June 18, 2005
Realization at Two
It is 2 in the morning, and I just woke from a dream.
Really, not a dream, just a rewind review of my recent life in stills. Anthony's last day of first grade - walking to school together in the cloudless breezy morning, my bright son proudly giving me the answer to every multiplication question we can think of, on what Adam Bosworth would later call a "Perfect New York City Day".
Piper's last day of Little Gym, her eyes revealing a small glimpse of satisfaction after her tumbling routine; later, begging to go to the bookstore to find a Lilo and Stitch painting book she has in mind, an unfulfilled promise on my to-do list as Daddy.
Late night snacks with Heidi, home and tired after seven hours in the operating room and twelve years in hard transformative surgical training. But still through it all somehow the same wonderful, vulnerable Heidi I fell in love with in college, her chopsticks in a Tupperware, picking the good parts out of the leftovers.
Falling asleep talking on the phone while at work from home with the brilliant Kevin Zatloukal, debugging a knotty problem on our exciting little Google project into the wee hours of the night. Gradual progress toward a solution; then finally, in the early morning, victory - Kevin has stitched more elegance into the code, I have tested it out, and we are a step closer to our goal. Work I am very proud of.
A morning doctor's appointment, blood tests, odd meals at odd hours, forgotten promises to return borrowed tennis racquets, flashing police car lights at a traffic stop, other strange flashes of memory. Each photo frame picked and selected and silkscreened into my dream, a carefully edited montage from Picasa.
Then, suddenly, waking up in darkness, alone and face down in our soft bed, fingers tingling, the present is just another photo. There is no sound other than the drone of dry, comfortable central air conditioning.
And I have a realization.
I have been dead for a week, but life has been so good I have not been bothered to let go. I had become comfortable in the vibrancy and beauty of the world, and just as I had brushed off another traffic citation, I had also somehow passed over my own mortality as a forgettable detail in the regular, manic pace of a full life at 100 miles per hour.

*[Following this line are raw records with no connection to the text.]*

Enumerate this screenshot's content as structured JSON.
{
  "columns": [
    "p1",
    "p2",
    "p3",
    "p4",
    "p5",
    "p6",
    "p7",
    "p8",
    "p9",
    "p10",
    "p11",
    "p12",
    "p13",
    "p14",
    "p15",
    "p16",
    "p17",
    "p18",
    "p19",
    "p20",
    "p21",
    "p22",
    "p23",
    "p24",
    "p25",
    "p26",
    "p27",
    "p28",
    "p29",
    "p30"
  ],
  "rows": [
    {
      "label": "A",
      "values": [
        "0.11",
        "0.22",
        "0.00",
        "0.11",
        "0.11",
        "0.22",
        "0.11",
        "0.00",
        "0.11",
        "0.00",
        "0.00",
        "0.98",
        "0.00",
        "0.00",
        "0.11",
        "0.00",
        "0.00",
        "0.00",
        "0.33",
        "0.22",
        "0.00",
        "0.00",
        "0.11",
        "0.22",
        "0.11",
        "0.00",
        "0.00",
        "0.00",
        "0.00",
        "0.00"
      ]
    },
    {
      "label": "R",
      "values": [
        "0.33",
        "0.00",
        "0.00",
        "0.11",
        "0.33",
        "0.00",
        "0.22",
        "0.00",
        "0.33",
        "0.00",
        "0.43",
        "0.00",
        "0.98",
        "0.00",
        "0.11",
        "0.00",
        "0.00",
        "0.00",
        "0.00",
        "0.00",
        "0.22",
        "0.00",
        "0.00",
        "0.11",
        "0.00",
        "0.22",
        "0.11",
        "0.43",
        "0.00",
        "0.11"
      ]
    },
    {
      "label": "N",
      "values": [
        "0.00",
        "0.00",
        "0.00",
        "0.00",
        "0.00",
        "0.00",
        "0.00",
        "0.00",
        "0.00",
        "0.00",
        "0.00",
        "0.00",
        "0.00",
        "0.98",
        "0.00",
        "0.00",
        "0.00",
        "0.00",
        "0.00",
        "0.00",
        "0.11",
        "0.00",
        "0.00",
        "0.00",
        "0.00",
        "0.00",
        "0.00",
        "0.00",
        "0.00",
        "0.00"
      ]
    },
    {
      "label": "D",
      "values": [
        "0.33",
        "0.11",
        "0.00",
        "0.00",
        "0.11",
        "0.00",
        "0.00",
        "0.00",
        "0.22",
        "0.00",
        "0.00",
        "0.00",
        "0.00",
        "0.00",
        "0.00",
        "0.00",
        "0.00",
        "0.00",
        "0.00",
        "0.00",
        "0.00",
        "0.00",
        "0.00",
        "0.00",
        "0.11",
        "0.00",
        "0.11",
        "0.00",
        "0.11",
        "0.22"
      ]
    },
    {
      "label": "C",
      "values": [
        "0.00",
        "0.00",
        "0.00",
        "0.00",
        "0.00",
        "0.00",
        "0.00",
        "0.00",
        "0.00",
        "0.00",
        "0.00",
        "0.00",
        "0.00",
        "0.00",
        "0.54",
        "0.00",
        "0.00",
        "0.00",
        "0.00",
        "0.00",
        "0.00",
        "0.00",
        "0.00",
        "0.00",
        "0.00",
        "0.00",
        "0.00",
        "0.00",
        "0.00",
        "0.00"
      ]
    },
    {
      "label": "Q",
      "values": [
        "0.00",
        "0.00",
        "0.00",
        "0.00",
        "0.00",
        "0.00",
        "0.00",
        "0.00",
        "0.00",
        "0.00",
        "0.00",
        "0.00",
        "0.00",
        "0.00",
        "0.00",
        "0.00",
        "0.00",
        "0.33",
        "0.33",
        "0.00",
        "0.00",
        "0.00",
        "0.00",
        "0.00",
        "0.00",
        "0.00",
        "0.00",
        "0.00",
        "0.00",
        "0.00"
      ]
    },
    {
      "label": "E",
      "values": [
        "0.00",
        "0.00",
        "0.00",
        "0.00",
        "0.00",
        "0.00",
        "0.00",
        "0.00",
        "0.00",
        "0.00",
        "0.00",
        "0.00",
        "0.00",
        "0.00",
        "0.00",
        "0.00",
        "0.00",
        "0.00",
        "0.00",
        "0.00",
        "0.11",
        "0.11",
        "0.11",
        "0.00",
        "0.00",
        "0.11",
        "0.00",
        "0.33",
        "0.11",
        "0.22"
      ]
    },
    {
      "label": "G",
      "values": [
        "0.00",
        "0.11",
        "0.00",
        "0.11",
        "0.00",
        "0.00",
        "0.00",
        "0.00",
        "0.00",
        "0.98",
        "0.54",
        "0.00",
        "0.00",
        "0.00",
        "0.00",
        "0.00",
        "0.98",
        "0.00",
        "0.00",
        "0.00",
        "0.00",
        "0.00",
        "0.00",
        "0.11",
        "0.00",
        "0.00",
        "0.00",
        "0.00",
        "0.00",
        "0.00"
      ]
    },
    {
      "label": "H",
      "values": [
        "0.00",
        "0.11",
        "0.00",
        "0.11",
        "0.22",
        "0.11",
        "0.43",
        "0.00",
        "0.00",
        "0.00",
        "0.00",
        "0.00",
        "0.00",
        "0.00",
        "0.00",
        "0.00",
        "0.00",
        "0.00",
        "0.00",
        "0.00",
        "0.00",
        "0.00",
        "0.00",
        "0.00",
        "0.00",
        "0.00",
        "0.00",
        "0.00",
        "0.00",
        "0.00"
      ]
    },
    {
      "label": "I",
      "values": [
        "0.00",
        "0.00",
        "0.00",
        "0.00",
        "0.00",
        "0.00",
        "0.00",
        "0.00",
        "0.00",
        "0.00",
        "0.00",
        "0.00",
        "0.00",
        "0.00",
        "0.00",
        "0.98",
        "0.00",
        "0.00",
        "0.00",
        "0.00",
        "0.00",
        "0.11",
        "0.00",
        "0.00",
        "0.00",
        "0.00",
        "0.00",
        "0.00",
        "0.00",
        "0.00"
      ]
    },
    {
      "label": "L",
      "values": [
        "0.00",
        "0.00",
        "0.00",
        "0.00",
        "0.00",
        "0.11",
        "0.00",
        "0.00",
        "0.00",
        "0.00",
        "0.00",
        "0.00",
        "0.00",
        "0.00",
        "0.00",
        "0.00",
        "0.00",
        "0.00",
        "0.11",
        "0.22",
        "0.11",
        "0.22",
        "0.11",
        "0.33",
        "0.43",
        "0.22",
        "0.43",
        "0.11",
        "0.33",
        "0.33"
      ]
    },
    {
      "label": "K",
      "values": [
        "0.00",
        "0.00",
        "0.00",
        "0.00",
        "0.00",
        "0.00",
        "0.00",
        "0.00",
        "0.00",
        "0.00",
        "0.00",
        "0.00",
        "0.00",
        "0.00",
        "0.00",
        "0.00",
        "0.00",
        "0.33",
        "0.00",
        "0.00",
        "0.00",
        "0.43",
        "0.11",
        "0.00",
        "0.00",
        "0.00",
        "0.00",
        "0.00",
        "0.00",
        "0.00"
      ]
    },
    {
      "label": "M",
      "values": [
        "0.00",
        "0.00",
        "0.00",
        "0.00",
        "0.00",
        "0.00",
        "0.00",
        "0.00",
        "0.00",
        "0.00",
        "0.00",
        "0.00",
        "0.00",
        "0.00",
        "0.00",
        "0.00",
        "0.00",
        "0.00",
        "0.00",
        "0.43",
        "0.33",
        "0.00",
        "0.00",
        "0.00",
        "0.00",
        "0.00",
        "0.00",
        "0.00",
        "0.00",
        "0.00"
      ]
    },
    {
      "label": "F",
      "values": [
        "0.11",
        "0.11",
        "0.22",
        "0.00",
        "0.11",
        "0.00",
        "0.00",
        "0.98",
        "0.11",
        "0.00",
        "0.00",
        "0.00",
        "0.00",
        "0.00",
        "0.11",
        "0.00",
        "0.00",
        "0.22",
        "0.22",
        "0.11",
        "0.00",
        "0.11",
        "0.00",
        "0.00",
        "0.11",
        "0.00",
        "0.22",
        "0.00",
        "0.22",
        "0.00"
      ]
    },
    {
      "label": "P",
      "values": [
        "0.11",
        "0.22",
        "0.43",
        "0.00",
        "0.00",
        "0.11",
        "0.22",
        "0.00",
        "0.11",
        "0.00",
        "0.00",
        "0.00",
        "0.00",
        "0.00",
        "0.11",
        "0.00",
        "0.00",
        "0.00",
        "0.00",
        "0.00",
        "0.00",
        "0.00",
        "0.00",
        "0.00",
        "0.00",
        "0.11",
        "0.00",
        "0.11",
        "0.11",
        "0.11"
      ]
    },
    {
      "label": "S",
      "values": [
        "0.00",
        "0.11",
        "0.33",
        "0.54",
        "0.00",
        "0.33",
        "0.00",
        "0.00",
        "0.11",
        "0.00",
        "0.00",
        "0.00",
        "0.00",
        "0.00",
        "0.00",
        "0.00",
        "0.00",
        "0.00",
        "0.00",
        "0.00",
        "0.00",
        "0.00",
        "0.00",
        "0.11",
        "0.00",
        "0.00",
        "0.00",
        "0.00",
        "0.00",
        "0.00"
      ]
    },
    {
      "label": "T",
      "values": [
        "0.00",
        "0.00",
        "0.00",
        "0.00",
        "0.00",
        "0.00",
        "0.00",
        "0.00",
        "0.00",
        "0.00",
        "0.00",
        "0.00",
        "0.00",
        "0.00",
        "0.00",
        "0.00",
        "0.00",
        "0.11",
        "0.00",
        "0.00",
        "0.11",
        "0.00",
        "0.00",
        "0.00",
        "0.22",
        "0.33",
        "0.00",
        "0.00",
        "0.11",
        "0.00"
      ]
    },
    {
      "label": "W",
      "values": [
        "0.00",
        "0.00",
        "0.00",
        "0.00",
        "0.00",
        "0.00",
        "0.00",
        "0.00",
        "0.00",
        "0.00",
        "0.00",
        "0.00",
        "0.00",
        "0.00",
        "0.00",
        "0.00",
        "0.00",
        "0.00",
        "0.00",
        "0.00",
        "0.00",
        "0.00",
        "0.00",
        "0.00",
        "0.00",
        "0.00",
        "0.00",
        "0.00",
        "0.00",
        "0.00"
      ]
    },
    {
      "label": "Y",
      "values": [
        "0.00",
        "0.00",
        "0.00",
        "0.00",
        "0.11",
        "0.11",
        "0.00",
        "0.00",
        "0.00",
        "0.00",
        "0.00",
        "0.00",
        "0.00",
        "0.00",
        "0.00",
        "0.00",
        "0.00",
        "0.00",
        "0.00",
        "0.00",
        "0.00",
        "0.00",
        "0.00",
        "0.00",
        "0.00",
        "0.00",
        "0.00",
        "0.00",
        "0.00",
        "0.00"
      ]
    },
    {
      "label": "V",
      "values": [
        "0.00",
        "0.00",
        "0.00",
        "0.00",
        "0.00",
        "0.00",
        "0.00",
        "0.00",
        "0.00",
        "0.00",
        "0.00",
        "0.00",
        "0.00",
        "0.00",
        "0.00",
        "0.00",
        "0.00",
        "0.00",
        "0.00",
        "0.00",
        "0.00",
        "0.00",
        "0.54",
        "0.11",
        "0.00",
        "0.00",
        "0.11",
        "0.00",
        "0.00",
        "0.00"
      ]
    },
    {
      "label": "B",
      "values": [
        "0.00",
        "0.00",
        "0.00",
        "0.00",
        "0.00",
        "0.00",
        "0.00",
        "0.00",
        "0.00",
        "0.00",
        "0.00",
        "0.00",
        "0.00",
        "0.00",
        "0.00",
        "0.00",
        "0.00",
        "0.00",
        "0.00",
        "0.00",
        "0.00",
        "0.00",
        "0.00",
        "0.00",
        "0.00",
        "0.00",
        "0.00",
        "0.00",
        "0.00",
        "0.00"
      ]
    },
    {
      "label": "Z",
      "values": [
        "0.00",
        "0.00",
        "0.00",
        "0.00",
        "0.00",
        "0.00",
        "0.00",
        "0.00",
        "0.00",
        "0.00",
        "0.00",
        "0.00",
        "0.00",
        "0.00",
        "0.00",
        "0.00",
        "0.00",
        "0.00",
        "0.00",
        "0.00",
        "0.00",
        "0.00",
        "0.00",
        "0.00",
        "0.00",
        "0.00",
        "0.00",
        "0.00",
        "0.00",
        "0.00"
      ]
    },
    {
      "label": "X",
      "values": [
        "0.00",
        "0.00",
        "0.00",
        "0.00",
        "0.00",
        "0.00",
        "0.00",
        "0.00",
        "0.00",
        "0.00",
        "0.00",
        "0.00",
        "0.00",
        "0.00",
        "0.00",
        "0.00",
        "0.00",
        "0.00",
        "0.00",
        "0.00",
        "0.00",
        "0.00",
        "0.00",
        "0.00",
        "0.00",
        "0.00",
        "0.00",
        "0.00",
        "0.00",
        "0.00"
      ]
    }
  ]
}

My death had been edited out of my slide show. Here I am, an unknowning ghost, attending all my family's milestones, a witness to all the scenes that tell my own story, yet I myself am really only a spectator, because I am already gone.
When did it happen? When did I die? Perhaps alone in bed one night. Perhaps there was an obscure medical problem the symptoms of which I ignored. Maybe I was driving too fast. My mind circles around the puzzle. It is so obvious. How could I have missed my own death? Heidi shuffles in.
Have you ever had the "Sixth Sense" nightmare? I say it aloud.
"You're still alive," Heidi whispers, already almost asleep. She drops herself into bed beside me.
She reaches over to touch my hand. "You are alive," this time a verified medical fact.